Comprehension: The most important requirement for the data used in the…

2025

Comprehension:

The most important requirement for the data used in the strategic review process is that they should be objective. In addition, the criteria should be familiar, well – understood, and accepted measures of financial performance. There are two reasons. First, the ultimate responsibility of the board is to understand the impact of a given strategy on the value of the owners’ investment. This obligation implies evaluating performance in financial terms. Second, although it is inevitable that much of the evidence on the success of an evolving strategy is subjective, managers’ familiarity with the details of product market and company-specific issues, and their access to an incredible amount and variety of data give them an advantage over outside board members. Objective data consistently presented and reinforced by the cumulative evidence of past performance can strengthen the power and credibility of the board’s opinion. Standard financial indicators facilitate discussion in terms all parties can understand.

Some will argue that using such indicators is just one more example of a myopic preoccupation with the corporate bottom line, leading to short term decisions that erode long-term competitive strength and profitability in domestic and international product markets. I must disagree. Although I think that financial criteria should be the central focus of board oversight, I do not think such a focus prevents the board from considering other kinds of progress. It should certainly weigh all objective – or even subjective – evidence of strategic progress demonstrating long – term competitive superiority. But it is equally important for the board to intervene when it sees persistent, long – term erosion of the investment base, on which all corporate activity depends.

The criteria best suited to the strategic oversight process share two important characteristics. They focus on the sustainable rate of return on shareholder investment produced by the corporate income stream. They also permit objective comparisons among the company’s separable income streams and with alternative investments in other companies inside or outside the industry. These data should help the board determine whether the company’s chosen strategy, or a particular decision, will contribute to a long-term return of shareholder investment equal or superior to other investment alternatives of comparable risk. They should also allow a comparison of the promise of future returns with the reality of past performance.

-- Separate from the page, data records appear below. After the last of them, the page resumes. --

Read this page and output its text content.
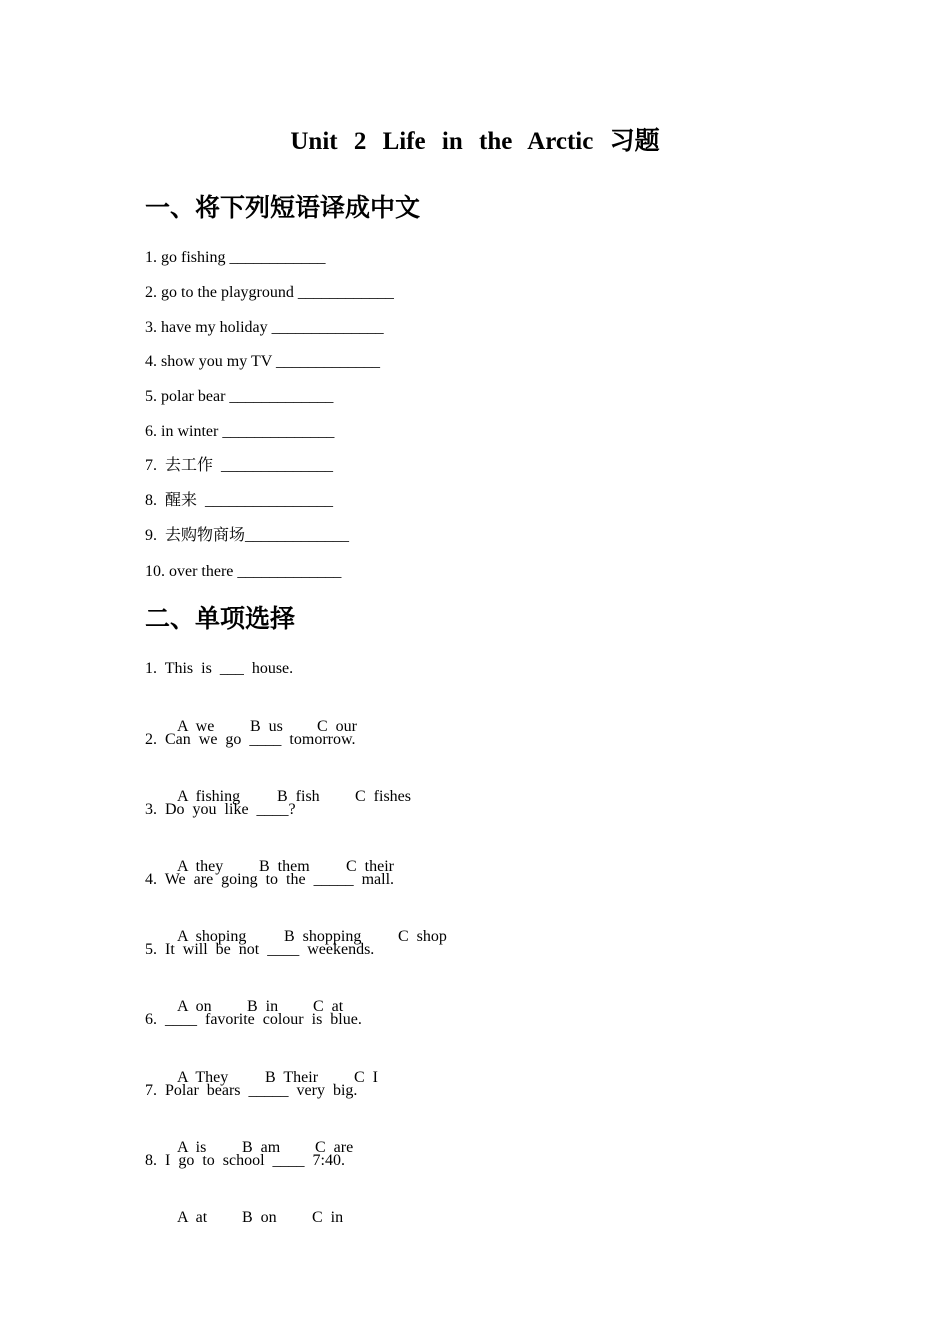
Unit 2 Life in the Arctic 习题
一、将下列短语译成中文
1. go fishing ____________
2. go to the playground ____________
3. have my holiday ______________
4. show you my TV _____________
5. polar bear _____________
6. in winter ______________
7.  去工作  ______________
8.  醒来  ________________
9.  去购物商场_____________
10. over there _____________
二、单项选择
1.  This  is  ___  house.

A  we B  us C  our

2.  Can  we  go  ____  tomorrow.

A  fishing B  fish C  fishes

3.  Do  you  like  ____?

A  they B  them C  their

4.  We  are  going  to  the  _____  mall.

A  shoping B  shopping C  shop

5.  It  will  be  not  ____  weekends.

A  on B  in C  at

6.  ____  favorite  colour  is  blue.

A  They B  Their C  I

7.  Polar  bears  _____  very  big.

A  is B  am C  are

8.  I  go  to  school  ____  7:40.

A  at B  on C  in
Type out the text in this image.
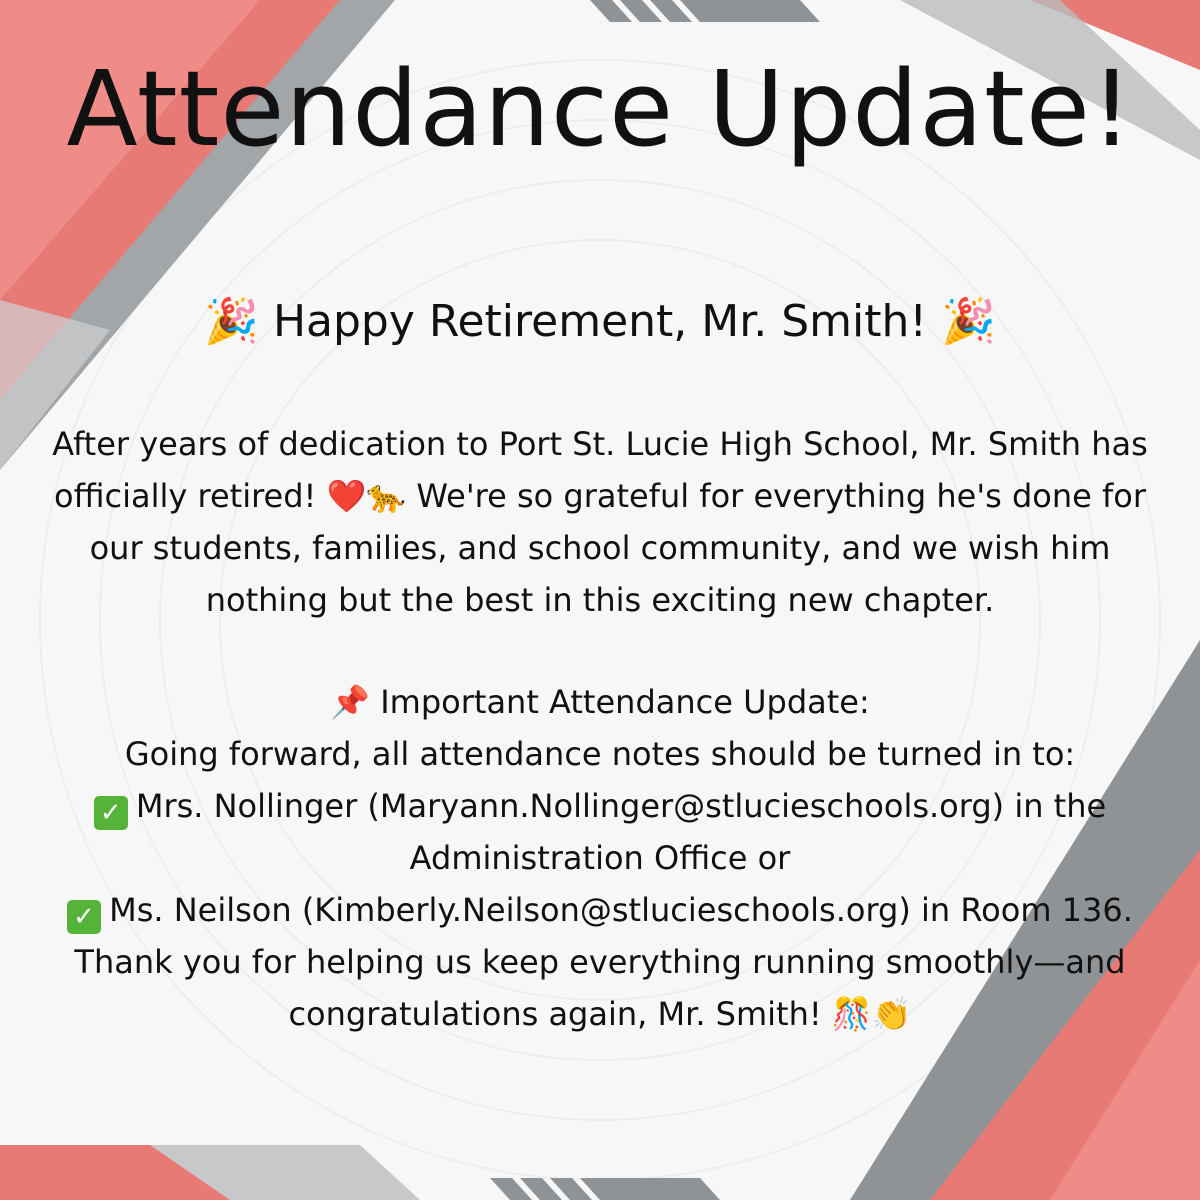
Attendance Update!
🎉 Happy Retirement, Mr. Smith! 🎉

After years of dedication to Port St. Lucie High School, Mr. Smith has officially retired! ❤️🐆 We're so grateful for everything he's done for our students, families, and school community, and we wish him nothing but the best in this exciting new chapter.

📌 Important Attendance Update:
Going forward, all attendance notes should be turned in to:
✓ Mrs. Nollinger (Maryann.Nollinger@stlucieschools.org) in the Administration Office or
✓ Ms. Neilson (Kimberly.Neilson@stlucieschools.org) in Room 136.
Thank you for helping us keep everything running smoothly—and congratulations again, Mr. Smith! 🎊👏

In the final analysis, these criteria should reflect a fundamental economic reality: The long – term loyalty of equity holders depends solely on sustaining a competitive return on investment. Without that, no product market strategy is safe. Although professional managers might find this dictum hard to accept, it is never the less the reality of the public capital markets in which they operate. Just doing better than all major competitors in the same industry may not, in the end, be good enough to justify continued investor support.

With this in mind, boards will find that several criteria satisfy the basic criteria of a strategic review process. One is the reported return on book investment (ROI), particularly when it is disaggregated into its prime components. It has the advantage of being based on data familiar to shareholders and management. It shows profit per unit of sales (profit margin), sales per unit of capital employed (asset turnover), and capital employed per unit of equity invested (leverage). When multiplied together, these ratios transform profit margin into return on equity.

This particular set of measurements has two weaknesses, however. First it may be subject to random changes in accounting practice, so that users may have to make appropriate retroactive adjustments to the raw data. In addition, it does not provide an external standard of comparison. The underlying components of the corporate income stream need to be broken out, and comparable data on companies inside and outside the industry, gathered. The data of review should also encompass information on investor response including price – to – earnings and market – to – book – value ratios. These data reveal evidence of investors’ reaction to published information on company performance and are a measure of confidence. They are an essential supplement to any measurement based primarily on company – specific data.

This passage could be a part of :

  1. A.

    a book by a social scientist on the impact of industry on society

  2. B.

    a newspaper article by a practising manager on the role of marketing in an organisation’s strategic planning process

  3. C.

    a study on the role of financial ratios in the corporate planning process

  4. D.

    a theoretical article on the need for, and the tools to be used in a company’s strategic review mechanism

Attempted by 1 students.

Show answer & explanation

Correct answer: D

Concept: A ‘this passage could be part of’ question is answered by matching the passage’s overall register (formal/prescriptive vs. narrative), scope (how broad a topic it covers), and purpose (does it argue for a general framework, or report on one narrow issue) – not just a single keyword from the text.

Application: This passage is written in a formal, prescriptive register about corporate boards in general, never naming one specific company. It first argues why board oversight needs objective, familiar financial criteria, and then lays out several specific tools for that oversight – ROI decomposed into profit margin, asset turnover and leverage, plus investor-response measures like price-to-earnings and market-to-book ratios. Stating the need for a review mechanism and then supplying the tools to run it is the signature of a theoretical article on strategic review, not a narrative or a single-company case study.

Cross-check against the other options:

  • A sociology book on industry’s impact on society would discuss societal consequences of business – this never appears; the passage stays inside board-level financial governance.

  • A newspaper piece on marketing’s role in strategy would centre on marketing tactics – the passage’s centre of gravity is financial oversight criteria, not marketing.

  • A study limited to financial ratios would not also cover ROI decomposition and investor-response measures at length the way this passage does – its scope exceeds a ratios-only study.